Ces divergences sont apparues nettement à l’occasion d’une récente élection partielle en Géorgie. Le candidat démocrate a été battu de justesse. On lui a reproché d’avoir adopté des positions trop centristes pour ne pas effrayer l’électorat très conservateur de cette circonscription qui finalement n’a pas voté pour lui.
Comme le Parti démocrate n’arrive pas à se mettre d’accord sur un programme et n’a plus de leader incontesté, il se concentre sur la seule chose qui unit ses différentes tendances, c’est-à-dire l’attaque frontale et permanente contre Trump et l’enquête sur d’éventuelles complicités russes pendant la campagne présidentielle. Le « Russian probe » est devenu une obsession des élus démocrates alors qu’il n’est pas certain qu’il soit une priorité pour leurs électeurs, soucieux du maintien de leurs emplois et de leur niveau de vie.
Des échéances électorales aléatoires
Pour l’ensemble de la classe politique, l’enjeu est désormais les « midterm », le renouvellement en novembre 2018 de la totalité de la Chambre des représentants et d’un tiers du Sénat. Le site FiveThirtyEight.com qui regroupe les meilleurs spécialistes des sondages estime qu’en raison des médiocres résultats de Trump et de l’impopularité de la réforme de l’assurance maladie, les Démocrates pourraient gagner de 15 à 25 sièges, ce qui leur permettrait de frôler la majorité à la Chambre. Ils pourraient aussi regagner la majorité au Sénat. Ce succès même relatif fragiliserait la présidence Trump et rendrait plus probable sa défaite en 2020.

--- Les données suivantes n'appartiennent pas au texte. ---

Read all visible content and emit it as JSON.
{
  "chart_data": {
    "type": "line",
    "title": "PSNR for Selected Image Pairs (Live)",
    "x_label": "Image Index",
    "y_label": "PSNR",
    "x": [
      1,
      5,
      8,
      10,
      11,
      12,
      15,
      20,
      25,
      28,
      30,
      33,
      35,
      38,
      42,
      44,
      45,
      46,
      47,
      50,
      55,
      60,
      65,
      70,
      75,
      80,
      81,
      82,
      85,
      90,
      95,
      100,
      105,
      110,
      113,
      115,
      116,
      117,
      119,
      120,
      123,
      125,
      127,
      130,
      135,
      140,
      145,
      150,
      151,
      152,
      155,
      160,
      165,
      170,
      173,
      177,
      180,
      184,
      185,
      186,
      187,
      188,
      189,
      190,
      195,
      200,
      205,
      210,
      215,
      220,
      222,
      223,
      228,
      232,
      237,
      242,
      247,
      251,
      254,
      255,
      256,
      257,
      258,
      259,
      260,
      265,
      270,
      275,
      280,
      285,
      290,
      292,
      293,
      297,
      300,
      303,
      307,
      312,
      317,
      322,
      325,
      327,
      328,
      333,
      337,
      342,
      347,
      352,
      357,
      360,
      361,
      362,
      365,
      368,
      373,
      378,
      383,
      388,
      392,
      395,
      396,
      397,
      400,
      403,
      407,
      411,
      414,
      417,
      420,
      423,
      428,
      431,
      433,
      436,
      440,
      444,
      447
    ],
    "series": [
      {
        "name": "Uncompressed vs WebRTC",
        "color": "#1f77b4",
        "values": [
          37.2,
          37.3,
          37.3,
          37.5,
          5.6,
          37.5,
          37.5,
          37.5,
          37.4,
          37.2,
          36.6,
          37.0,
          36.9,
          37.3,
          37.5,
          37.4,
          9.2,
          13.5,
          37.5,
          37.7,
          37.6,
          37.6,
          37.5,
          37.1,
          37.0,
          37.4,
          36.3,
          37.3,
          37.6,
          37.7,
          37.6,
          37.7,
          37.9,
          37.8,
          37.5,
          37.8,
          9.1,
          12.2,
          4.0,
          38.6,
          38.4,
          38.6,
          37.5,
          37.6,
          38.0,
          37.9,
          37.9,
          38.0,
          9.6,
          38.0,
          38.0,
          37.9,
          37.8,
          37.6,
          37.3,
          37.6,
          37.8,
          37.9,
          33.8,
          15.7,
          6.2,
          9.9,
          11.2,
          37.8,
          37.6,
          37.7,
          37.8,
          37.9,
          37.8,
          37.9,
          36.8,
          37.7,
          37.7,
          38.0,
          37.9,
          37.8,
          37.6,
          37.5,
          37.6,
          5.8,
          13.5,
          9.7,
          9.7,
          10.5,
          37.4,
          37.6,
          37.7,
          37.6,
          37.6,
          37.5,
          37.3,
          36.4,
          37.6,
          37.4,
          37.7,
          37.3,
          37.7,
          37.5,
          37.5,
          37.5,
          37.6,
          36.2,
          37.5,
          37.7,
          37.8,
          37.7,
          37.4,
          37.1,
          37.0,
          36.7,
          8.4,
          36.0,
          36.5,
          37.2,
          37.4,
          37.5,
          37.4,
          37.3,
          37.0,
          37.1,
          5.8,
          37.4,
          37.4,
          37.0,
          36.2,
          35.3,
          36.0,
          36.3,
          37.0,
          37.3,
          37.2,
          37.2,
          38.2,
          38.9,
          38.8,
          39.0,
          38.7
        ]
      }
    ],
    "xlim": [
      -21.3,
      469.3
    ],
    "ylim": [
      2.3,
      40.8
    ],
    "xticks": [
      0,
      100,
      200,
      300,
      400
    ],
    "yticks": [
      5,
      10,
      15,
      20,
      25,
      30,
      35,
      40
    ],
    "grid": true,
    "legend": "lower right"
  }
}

Au surplus, si un scandale majeur de conflits d’intérêt ou de complicité avérée avec la Russie venait à éclater entretemps, ce qui n’est pas exclu, il est vraisemblable que les Républicains, soucieux de sauvegarder leur pouvoir, prendraient leurs distances avec un Trump devenu toxique et le pousseraient soit à démissionner, soit à ne pas se représenter en 2020.
Le bilan politique des premiers mois de la présidence Trump montre néanmoins que le pays est plus divisé que jamais. Le Parti républicain reste dominé par une droite dure soucieuse avant tout de conserver l’appui des milliardaires comme les frères Koch qui la financent et des milieux évangélistes obsédés par les problèmes de société. Les Démocrates sont de plus en plus dominés par une aile gauche qui veut réécrire le programme du parti mais reste elle aussi minoritaire dans le pays. Il est clair en tout cas que les questions de politique intérieure joueront un rôle déterminant lors des échéances électorales de 2018 et 2020.